Il computer quantistico di Google ha creato i cristalli temporali

I fisici hanno creato in laboratorio un nuovo stato della materia, i cosiddetti cristalli temporali, particolari strutture che si ripetono periodicamente nel tempo, mentre i cristalli normali, quelli che conosciamo, si ripetono nello spazio. I cristalli temporali sono oggetti molto particolari, teorizzati in anni recenti e spiegati dalle leggi della meccanica quantistica, le cui prime prove sperimentali stanno arrivando adesso. Oggi un team dell’università di Stanford, di Oxford e del Max Planck Institute, insieme a Google Quantum AI Lab, ha riprodotto queste insolite strutture utilizzando il processore quantistico Sycamore di Google. I risultati, pubblicati su Nature, potrebbero aiutarci a comprendere meglio complesse proprietà della fisica e trovare applicazioni nei computer quantistici del futuro.
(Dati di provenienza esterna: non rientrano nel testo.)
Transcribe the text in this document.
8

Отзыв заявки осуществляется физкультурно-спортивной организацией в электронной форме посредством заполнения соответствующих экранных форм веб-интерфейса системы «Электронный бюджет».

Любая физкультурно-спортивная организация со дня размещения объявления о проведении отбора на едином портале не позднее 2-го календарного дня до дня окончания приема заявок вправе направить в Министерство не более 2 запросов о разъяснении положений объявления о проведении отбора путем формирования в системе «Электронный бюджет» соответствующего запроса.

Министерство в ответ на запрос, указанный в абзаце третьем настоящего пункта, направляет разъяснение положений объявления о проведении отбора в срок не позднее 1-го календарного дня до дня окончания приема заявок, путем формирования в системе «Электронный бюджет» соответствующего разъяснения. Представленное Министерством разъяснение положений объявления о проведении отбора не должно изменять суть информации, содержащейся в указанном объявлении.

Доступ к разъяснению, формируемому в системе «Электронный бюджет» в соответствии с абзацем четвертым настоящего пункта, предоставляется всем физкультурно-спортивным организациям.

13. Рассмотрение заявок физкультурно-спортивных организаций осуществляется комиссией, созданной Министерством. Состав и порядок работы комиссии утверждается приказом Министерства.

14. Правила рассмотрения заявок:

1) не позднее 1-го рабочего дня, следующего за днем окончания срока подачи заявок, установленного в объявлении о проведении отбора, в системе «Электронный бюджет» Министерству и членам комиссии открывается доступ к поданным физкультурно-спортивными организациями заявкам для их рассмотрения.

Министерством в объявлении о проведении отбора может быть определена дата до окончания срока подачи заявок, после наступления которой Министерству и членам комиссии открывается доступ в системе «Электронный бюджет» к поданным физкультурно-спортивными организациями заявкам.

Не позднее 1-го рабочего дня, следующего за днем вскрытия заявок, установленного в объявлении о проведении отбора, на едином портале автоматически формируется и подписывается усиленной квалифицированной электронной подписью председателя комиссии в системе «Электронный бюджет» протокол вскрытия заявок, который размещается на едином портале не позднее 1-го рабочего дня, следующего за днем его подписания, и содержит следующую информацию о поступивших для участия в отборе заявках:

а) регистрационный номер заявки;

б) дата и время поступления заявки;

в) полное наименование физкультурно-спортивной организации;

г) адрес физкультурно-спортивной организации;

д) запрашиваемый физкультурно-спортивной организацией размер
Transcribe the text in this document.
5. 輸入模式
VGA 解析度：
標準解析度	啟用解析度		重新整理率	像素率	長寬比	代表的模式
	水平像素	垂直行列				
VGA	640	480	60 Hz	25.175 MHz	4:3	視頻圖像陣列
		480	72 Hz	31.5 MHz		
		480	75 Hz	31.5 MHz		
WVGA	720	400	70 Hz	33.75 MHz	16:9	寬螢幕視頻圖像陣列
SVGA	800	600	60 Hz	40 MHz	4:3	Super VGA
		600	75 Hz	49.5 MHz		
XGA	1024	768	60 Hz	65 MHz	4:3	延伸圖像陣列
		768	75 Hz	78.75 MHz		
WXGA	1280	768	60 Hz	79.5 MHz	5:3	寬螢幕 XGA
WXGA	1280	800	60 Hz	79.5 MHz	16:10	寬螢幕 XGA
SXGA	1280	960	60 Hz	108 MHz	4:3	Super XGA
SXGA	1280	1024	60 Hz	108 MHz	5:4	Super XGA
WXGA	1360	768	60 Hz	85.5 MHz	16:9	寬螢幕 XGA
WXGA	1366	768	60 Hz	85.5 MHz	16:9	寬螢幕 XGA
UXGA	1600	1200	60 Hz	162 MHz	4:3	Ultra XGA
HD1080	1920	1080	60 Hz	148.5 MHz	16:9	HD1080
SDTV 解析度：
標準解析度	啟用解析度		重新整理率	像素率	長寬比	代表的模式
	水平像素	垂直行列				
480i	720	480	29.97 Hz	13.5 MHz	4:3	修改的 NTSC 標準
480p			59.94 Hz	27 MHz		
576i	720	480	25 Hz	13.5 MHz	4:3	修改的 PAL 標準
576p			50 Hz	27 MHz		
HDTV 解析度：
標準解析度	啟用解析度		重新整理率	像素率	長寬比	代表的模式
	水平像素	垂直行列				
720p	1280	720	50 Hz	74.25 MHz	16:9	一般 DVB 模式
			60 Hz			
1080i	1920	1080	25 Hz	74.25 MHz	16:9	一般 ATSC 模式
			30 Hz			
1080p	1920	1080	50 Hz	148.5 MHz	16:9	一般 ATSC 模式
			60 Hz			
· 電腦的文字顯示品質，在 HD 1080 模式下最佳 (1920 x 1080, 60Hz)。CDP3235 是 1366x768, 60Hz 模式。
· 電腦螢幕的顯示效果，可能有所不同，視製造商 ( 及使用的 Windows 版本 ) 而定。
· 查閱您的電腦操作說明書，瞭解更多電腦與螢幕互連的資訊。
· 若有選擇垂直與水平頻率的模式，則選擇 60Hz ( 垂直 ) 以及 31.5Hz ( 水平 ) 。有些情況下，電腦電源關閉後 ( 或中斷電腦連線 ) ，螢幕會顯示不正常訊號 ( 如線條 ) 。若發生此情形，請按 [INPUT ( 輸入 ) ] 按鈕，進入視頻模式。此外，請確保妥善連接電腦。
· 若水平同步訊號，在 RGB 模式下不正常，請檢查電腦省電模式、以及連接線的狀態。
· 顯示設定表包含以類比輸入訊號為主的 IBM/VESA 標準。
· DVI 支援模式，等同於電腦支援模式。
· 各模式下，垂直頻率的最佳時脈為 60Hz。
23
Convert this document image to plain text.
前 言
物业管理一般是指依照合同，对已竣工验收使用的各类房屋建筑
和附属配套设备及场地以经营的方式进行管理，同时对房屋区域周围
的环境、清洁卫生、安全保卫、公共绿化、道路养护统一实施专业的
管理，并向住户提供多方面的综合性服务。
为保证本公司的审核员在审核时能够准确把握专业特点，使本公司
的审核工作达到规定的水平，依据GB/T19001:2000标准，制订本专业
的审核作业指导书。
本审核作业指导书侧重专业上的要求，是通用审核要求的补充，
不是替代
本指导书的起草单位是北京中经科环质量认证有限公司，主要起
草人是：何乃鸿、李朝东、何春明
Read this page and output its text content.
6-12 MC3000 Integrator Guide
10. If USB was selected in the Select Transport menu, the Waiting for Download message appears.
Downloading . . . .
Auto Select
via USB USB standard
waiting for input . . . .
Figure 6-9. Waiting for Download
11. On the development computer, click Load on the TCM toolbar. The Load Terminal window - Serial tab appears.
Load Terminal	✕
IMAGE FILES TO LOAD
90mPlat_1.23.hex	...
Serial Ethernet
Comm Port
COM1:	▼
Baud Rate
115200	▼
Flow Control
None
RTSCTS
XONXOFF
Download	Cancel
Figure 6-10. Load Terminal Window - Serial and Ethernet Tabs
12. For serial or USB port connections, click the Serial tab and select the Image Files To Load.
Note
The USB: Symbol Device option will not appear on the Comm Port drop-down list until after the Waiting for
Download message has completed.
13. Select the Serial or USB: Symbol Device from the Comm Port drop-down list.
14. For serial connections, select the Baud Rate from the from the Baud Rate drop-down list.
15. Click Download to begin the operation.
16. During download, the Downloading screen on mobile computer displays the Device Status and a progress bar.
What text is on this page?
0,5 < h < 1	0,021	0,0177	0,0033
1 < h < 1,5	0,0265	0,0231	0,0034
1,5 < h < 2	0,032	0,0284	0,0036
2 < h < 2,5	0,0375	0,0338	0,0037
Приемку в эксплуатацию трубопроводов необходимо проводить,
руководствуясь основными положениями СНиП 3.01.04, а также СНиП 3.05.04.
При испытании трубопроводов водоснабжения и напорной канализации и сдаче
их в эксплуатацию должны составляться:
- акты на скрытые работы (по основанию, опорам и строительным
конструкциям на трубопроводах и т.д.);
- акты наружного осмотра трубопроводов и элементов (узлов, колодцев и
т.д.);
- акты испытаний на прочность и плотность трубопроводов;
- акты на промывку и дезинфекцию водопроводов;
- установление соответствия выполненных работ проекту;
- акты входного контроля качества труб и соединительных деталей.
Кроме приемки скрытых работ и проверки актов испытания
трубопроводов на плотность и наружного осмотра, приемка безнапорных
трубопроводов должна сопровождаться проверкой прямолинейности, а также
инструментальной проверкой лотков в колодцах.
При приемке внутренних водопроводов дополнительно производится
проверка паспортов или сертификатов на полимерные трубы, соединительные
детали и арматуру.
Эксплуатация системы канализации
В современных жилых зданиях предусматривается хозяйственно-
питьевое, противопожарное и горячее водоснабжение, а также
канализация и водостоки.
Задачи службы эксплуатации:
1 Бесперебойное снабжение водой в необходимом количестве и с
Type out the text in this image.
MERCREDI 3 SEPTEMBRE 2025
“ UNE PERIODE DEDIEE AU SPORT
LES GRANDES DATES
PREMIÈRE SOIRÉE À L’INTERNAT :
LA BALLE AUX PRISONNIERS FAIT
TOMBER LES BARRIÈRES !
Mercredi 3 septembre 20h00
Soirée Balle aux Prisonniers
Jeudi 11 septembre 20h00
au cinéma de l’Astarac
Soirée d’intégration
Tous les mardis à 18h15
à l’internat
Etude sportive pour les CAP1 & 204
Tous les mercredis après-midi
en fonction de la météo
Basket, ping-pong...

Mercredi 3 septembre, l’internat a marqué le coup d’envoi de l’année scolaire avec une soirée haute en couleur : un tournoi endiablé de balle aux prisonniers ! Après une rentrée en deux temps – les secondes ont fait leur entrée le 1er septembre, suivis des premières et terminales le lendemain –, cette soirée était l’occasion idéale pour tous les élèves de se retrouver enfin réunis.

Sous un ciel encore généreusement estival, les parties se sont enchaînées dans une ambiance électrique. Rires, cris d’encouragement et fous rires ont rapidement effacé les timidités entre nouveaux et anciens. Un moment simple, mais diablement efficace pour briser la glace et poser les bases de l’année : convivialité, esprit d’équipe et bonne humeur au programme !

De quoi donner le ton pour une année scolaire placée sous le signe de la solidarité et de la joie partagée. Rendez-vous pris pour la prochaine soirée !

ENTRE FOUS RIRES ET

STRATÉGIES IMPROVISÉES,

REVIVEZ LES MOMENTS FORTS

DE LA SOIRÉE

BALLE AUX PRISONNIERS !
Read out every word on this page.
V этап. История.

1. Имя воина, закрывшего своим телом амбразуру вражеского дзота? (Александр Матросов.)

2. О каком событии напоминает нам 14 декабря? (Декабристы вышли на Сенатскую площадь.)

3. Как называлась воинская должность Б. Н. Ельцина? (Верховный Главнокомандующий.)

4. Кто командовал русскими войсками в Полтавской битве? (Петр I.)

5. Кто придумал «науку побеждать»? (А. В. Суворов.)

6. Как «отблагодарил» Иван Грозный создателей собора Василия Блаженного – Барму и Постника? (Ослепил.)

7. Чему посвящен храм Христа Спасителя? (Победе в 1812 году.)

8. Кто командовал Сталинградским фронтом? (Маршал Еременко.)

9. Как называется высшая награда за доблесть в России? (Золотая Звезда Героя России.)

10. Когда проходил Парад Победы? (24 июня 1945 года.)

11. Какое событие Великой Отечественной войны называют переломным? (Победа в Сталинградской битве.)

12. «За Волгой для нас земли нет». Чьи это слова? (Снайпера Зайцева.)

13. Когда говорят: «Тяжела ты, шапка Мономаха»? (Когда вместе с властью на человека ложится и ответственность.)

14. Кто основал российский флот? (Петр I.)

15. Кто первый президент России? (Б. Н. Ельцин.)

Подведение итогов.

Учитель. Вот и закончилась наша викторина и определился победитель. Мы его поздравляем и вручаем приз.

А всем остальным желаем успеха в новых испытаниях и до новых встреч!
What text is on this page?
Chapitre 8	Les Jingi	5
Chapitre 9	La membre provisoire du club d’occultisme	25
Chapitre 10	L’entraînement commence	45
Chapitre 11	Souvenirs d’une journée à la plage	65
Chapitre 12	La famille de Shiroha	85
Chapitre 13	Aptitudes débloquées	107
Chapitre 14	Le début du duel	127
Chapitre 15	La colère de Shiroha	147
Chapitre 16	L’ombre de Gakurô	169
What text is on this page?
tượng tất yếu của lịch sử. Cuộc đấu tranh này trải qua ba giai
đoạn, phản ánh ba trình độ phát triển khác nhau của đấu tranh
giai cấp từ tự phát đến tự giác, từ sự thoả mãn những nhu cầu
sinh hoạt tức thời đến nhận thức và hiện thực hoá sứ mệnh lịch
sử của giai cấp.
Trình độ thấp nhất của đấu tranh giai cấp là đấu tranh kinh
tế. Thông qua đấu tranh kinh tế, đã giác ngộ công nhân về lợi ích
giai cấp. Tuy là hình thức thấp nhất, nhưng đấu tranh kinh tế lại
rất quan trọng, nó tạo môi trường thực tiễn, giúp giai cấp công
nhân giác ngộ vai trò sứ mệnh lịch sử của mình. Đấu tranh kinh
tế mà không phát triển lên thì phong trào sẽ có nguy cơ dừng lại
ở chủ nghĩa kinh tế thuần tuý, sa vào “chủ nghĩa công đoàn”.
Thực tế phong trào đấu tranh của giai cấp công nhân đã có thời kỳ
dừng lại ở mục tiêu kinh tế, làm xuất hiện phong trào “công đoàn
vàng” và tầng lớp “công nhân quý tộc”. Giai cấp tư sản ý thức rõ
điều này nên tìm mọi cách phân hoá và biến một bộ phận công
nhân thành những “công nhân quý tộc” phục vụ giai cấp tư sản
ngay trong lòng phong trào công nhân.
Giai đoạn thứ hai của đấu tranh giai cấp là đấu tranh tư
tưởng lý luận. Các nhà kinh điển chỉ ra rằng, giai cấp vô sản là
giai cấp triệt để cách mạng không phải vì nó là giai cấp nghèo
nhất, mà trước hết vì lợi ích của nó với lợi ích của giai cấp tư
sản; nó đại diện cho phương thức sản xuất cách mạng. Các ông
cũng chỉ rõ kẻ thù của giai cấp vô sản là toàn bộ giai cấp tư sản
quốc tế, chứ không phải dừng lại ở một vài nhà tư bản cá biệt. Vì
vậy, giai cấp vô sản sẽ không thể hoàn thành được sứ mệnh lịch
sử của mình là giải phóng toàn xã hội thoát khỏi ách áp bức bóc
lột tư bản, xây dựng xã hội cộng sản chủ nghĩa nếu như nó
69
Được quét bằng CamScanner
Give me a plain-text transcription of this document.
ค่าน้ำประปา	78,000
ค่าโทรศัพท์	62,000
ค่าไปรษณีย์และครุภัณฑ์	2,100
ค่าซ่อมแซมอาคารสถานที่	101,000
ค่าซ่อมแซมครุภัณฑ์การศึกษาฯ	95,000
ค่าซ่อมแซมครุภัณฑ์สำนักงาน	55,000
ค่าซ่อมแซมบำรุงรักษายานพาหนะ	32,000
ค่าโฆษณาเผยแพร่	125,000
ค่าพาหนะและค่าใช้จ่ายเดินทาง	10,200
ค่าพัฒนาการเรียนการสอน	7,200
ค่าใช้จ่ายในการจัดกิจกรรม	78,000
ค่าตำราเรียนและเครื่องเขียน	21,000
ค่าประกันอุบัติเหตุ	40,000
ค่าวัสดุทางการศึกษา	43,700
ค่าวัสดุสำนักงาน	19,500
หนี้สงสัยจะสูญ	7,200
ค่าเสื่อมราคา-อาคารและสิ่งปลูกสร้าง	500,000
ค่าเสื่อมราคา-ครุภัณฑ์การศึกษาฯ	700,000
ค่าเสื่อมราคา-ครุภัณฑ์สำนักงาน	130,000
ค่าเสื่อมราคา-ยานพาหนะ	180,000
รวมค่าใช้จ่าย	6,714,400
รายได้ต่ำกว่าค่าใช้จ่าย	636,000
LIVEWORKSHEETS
Così la fisica classica spiega i “cristalli temporali”, un nuovo stato della materia


Cosa sono i cristalli temporali

L’ipotesi teorica dell’esistenza di cristalli temporali è stata avanzata nel 2012 ad opera del fisico premio Nobel Franck Wilczek, docente al Mit. La prima riproduzione in laboratorio è invece avvenuta nel 2017, descritta in un lavoro su Nature. In generale i cristalli classici sono strutture solide, composte da atomi, molecole o ioni, che per definizione hanno una disposizione geometrica definita e che si ripetono nelle tre dimensioni spaziali. In pratica si tratta di reticoli geometrici dove atomi o molecole si distribuiscono in maniera regolare. 

Nel caso dei cristalli temporali, la regolarità si manifesta e si dispiega non nello spazio ma nel tempo. Sono strutture, diverse da quelle che immaginiamo – nel caso classico, dal sale ai diamanti, dagli smeraldi ai rubini – che si modificano costantemente nel tempo e poi tornano sempre periodicamente nella configurazione iniziale. Sono di fatto catene di atomi che pulsano in assenza di energiarestando in movimento nel tempo senza richiedere l’azione di una forza esterna. 

Questo avviene grazie a particolari proprietà al momento spiegate con le leggi della meccanica quantistica. Per questo gli oggetti sono molto stabili e non vengono perturbati dalle sollecitazioni esterne. La loro resistenza, inoltre, li rende molto interessanti per lo sviluppo dei potentissimi computer quantistici.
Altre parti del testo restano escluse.